The result is that there isn't enough bandwidth to feed these ROps and they're consistently 10GPixel/s behind their theoretical throughput. This is without any other work straining the memory controller or L2 cache as seen here:
NVIDIA thus, knowing this was a limitation, invested heavily in color compression algorithms in order to reach parity, or near parity, with Fiji and its 64 ROps as seen here:
This issue is further compounded by the inefficient memory controllers used by GM20x. NVIDIA had to sacrifice efficiency in order to keep die size down and power usage low as seen here:
Fiji and Hawaii use the following ROp setup:
Fiji is different from Hawaii because it has a 4096bit bus divided by 8 or 512bit memory controller per 8 ROps (GP100 will have 16 ROps per 512bit memory controller) and 256KB L2 cache per 8 ROps vs 128KB L2 cache per 8 ROps on Hawaii.
That blue bar above all the Render Back Ends links them all together (pipelined ROps) for resource sharing and each Render Back End has Depth (Z)/Stencil cache as well as Color cache and, on top of that, access to a Global Data Share cache.
GCN Hawaii/Fiji ROps are thus not bandwidth starved compared to Maxwell's. This is why Fiji can compete with GM200 at 4K resolution.

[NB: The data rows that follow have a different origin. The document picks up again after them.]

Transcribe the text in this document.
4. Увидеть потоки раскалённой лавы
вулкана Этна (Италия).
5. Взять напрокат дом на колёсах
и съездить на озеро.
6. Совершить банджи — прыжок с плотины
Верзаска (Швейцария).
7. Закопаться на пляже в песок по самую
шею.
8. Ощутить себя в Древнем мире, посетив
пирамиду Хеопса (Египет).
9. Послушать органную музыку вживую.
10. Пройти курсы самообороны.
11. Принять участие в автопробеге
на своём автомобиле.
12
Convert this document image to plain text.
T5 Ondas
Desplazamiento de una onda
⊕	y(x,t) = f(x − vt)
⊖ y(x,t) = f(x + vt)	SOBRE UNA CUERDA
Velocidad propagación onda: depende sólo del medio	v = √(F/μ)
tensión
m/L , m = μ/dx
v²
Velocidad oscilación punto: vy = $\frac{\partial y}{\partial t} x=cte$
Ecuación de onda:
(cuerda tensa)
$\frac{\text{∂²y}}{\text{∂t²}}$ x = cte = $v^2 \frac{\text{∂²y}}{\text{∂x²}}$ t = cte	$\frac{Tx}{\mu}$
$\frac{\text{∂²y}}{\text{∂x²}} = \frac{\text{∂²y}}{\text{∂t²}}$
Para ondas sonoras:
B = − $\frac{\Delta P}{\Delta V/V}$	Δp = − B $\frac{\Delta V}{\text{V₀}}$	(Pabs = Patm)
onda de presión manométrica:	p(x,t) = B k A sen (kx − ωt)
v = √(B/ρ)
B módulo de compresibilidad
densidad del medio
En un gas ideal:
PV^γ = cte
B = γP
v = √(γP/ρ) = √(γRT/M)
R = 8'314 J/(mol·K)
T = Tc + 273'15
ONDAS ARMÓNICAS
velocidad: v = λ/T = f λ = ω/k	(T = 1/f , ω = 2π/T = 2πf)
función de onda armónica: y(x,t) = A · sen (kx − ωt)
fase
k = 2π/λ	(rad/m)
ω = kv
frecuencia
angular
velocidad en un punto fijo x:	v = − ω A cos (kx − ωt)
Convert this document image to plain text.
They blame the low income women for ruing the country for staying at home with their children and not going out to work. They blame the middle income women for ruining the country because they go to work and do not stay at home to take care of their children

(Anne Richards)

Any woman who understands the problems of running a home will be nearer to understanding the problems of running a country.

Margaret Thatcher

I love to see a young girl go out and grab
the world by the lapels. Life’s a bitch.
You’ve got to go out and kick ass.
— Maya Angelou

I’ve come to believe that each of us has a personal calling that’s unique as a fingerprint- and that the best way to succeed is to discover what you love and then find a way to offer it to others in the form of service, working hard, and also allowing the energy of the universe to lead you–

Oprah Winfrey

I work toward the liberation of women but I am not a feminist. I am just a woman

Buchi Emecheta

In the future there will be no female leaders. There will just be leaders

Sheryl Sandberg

7. And finally P100, P100 has moved towards 64 SIMD FP32 cores per SM, vs 128 in GM20x and 192 in Kepler. This is just like GCNs 64 SIMD cores per CU. P100 has also moved towards 4 Texture Mapping Units per SM, again like GCN CU. With less logic per SM, but the same degree of local cache per SM as GM20x, then P100 will be less likely to suffer cache spills into L2 when running concurrent Warps. This means that, like GCN, P100 is a highly parallel architecture. To top it off, P100 will use Warps with a max thread sizing of 64, just like a GCN Wavefront. So NVIDIA has moved, as I suspected they would, towards a more GCN-like architecture.
This quote, from NVIDIA, confirms what I had been saying about GM20x:
Overall shared memory across the GP100 GPU is also increased due to the increased SM count, and aggregate shared memory bandwidth is effectively more than doubled. A higher ratio of shared memory, registers, and warps per SM in GP100 allows the SM to more efficiently execute code. There are more warps for the instruction scheduler to choose from, more loads to initiate, and more per-thread bandwidth to shared memory (per thread).
Source:
https://devblogs.nvidia.com/parallelforall/inside-pascal/
Conclusion:
We're looking at GM20x remaining as the better DX11 GPU of this generation not due to hardware superiority but rather RTGs software inferiority.
As DX12 titles release, GM20x will begin to lose steam the same way Kepler did and will be surpassed by its GCN competitors.
NVIDIAs new architecture, Pascal, will likely turn out to be quite successful and is not likely to suffer the shorter life spans of its Kepler and Maxwell ancestors by virtue of being more GCN-like.
Performance/watt? Knowing all of this, it would seem to me that Polaris/Vega and Pascal will be quite similar in performance/watt due to their overall similarities.
Polaris/Vega will bring Asynchronous compute + Graphics into the mix which will offset the higher power usage of its extra logic (ACEs, caches and Hardware Scheduling). Each aspect of Polaris/Vega will be tuned for higher efficiency thus while Polaris/Vega won't likely arrive with more SIMD cores, than their predecessor's, they will instead raise the IPC of each one.
The end result? Similar TDP and performance from RTG and NVIDIA architectures with RTGs Polaris/Vega maybe even being slightly lower wattage for the performance output.